“Damn!” The voice came from my left. I was coming up the hill with two five-gallon buckets holding RBT smolts and fingerlings for the data area. He was standing on the bridge over the creek and dam with his son and wife. “Guess they’ll be no swimmin’ THIS summer!” His voice boomed above the pumps to make sure I would hear, then gave that “phffffftt” look and shook his head.
Not everyone’s life revolves around flyfishing. Not everyone gives a rip about the condition of fisheries. A body of water, in whatever state it takes, becomes a backdrop, a stage for certain acts in a person’s life. In other ways, it’s a relation, a trusted friend, always there in good times and bad.
Even though Trout Creek always was a “moving” body of water, man saw the power generation potential and threw up a dam, which in turn, created the lake. And now, after 70 years, give or take, the dam is silted and can no longer serve its intended purpose, and people can only remember the lake. A local woman walked up smoking a cigarette and leaned on the guardrail while I was shooting some images of the workers. “I raised my two girls on this lake,” she said, gazing out over the dry gravel bed. “Walked a pony out on the ice one winter when it froze up…,” her voice trailed off.
A hoot rings out from the hole below the dam where a group is chasing fish into the recesses. Male, 73 cm, two visible tags behind the dorsal, clipped already. The data is entered. We drive the holding tanks upstream about a mile above the work area, then carry them to the stream and gently release a couple more.

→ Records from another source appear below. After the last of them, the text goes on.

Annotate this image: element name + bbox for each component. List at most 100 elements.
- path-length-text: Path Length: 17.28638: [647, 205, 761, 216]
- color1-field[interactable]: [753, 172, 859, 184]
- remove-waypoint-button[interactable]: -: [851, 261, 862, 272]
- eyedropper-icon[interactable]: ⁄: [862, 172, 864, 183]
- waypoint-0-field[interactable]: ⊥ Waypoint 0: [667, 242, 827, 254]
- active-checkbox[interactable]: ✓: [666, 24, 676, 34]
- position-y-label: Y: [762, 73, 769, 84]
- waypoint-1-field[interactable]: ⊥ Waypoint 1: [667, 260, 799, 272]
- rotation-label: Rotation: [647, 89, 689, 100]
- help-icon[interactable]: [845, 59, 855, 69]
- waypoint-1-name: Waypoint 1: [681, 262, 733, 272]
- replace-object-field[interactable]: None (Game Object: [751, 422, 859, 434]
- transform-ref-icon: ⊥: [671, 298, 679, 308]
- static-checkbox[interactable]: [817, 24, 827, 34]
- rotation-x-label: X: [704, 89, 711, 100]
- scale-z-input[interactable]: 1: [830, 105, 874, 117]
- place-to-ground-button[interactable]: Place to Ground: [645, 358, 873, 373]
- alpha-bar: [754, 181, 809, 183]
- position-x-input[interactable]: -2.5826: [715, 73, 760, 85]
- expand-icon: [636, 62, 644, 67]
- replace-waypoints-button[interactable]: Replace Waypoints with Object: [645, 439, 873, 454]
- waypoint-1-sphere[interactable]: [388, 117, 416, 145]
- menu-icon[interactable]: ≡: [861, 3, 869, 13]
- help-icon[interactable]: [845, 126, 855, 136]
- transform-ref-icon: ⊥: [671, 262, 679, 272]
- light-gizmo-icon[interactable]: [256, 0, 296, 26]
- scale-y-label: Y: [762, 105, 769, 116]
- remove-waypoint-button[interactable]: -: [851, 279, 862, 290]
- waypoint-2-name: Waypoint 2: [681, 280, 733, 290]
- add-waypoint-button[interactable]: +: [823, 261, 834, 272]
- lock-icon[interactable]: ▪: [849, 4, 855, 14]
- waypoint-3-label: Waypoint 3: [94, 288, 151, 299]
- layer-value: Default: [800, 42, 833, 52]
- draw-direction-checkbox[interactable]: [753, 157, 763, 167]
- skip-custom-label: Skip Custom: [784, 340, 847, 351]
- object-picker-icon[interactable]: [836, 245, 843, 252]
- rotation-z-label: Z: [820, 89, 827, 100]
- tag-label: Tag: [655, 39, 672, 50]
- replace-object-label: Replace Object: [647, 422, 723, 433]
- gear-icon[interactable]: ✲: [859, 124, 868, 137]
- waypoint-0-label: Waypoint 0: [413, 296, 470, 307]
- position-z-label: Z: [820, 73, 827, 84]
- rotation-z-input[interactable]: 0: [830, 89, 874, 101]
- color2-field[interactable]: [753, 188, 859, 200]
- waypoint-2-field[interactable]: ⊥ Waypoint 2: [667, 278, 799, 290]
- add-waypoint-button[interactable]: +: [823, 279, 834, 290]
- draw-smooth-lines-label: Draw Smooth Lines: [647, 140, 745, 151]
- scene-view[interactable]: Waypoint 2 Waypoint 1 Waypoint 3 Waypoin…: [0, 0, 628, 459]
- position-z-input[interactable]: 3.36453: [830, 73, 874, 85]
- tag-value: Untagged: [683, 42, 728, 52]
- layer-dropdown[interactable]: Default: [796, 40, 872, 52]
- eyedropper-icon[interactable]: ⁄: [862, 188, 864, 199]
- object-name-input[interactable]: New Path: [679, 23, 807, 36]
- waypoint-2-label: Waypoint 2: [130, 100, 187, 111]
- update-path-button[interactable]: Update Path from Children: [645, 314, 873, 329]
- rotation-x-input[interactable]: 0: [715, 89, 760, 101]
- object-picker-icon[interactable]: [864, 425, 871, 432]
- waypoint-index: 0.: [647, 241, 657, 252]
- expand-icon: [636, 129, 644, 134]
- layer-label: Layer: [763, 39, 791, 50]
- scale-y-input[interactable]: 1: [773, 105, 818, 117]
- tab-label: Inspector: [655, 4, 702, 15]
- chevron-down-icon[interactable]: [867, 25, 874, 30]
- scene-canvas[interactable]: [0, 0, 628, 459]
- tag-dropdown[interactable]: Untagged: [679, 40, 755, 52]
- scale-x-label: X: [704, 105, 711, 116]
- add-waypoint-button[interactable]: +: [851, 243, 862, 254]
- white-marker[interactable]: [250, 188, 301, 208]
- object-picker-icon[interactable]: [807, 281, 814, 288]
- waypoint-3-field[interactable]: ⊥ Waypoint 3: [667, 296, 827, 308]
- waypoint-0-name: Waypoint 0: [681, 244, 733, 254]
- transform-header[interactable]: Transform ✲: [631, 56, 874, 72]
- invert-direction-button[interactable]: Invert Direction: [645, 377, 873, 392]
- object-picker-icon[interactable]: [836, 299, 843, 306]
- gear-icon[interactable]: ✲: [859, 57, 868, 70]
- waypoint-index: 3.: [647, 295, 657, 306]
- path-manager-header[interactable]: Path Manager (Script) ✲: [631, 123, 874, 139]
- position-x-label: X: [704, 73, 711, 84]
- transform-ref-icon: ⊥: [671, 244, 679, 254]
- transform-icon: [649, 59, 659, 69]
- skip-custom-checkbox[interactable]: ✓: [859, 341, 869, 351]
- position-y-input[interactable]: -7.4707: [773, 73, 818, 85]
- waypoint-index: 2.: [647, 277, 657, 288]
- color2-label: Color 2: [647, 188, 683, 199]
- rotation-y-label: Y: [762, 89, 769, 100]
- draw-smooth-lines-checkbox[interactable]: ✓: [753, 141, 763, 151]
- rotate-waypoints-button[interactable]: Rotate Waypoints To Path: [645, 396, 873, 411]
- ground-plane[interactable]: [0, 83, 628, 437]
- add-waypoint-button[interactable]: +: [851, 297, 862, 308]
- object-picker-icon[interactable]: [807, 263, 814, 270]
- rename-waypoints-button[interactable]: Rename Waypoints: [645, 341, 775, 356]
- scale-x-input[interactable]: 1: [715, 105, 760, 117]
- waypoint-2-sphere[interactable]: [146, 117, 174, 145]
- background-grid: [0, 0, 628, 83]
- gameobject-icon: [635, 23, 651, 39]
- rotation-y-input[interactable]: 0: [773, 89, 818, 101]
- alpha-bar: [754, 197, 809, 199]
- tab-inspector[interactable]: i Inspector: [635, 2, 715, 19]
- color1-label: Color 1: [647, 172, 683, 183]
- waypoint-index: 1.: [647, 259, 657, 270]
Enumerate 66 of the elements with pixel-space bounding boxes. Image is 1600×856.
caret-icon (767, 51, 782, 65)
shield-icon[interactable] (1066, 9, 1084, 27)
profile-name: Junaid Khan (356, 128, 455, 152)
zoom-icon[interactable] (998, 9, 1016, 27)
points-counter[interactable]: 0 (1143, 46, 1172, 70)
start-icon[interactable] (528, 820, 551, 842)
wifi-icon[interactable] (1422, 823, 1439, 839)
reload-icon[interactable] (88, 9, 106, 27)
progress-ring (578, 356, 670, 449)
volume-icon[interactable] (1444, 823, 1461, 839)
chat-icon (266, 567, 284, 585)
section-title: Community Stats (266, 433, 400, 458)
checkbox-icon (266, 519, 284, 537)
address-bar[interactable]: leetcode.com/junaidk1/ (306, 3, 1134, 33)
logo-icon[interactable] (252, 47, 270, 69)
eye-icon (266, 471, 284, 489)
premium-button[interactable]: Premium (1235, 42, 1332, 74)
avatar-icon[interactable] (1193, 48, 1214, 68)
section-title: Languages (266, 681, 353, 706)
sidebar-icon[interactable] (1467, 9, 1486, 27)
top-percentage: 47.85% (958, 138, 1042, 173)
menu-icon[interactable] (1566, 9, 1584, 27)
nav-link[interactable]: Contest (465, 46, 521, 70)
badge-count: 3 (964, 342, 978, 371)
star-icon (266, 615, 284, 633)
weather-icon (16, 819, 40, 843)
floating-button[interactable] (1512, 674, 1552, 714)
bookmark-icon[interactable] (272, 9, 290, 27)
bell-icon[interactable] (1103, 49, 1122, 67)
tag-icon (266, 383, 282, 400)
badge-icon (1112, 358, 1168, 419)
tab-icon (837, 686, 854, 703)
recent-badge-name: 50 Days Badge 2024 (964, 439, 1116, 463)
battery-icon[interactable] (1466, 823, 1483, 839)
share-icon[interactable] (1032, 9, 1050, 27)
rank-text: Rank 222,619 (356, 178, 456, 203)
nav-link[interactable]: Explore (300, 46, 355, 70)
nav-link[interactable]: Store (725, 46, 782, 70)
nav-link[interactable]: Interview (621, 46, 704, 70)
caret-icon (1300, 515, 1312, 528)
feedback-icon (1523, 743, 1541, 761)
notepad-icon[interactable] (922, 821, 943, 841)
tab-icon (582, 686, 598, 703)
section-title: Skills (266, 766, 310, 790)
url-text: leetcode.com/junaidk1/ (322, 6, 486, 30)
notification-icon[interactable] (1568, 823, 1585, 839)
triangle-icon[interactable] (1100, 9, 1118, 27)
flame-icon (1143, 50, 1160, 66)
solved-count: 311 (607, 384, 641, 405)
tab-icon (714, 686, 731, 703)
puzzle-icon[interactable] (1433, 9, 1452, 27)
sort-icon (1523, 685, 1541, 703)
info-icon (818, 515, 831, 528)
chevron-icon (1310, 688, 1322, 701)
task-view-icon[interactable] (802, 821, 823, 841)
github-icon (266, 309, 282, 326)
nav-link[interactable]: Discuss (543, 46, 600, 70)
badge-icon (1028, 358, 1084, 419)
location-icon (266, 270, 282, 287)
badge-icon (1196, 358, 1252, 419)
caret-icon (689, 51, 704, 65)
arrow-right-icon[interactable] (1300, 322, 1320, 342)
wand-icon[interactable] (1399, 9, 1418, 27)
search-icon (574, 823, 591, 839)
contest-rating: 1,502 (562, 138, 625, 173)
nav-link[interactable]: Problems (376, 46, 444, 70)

They swim into a cool clear pool and pull up next to some rocks to chill.
Within the first hour of my first day, I found a secondary flight feather from an Osprey on the shoreline. I see this as conformation of the good deed before us, an omen of sorts. The fish gave up free passage in this system for 70 years–the good deed, the right deed, was to give it back now. As I write, the concrete that was Hemlock Dam, is coming down.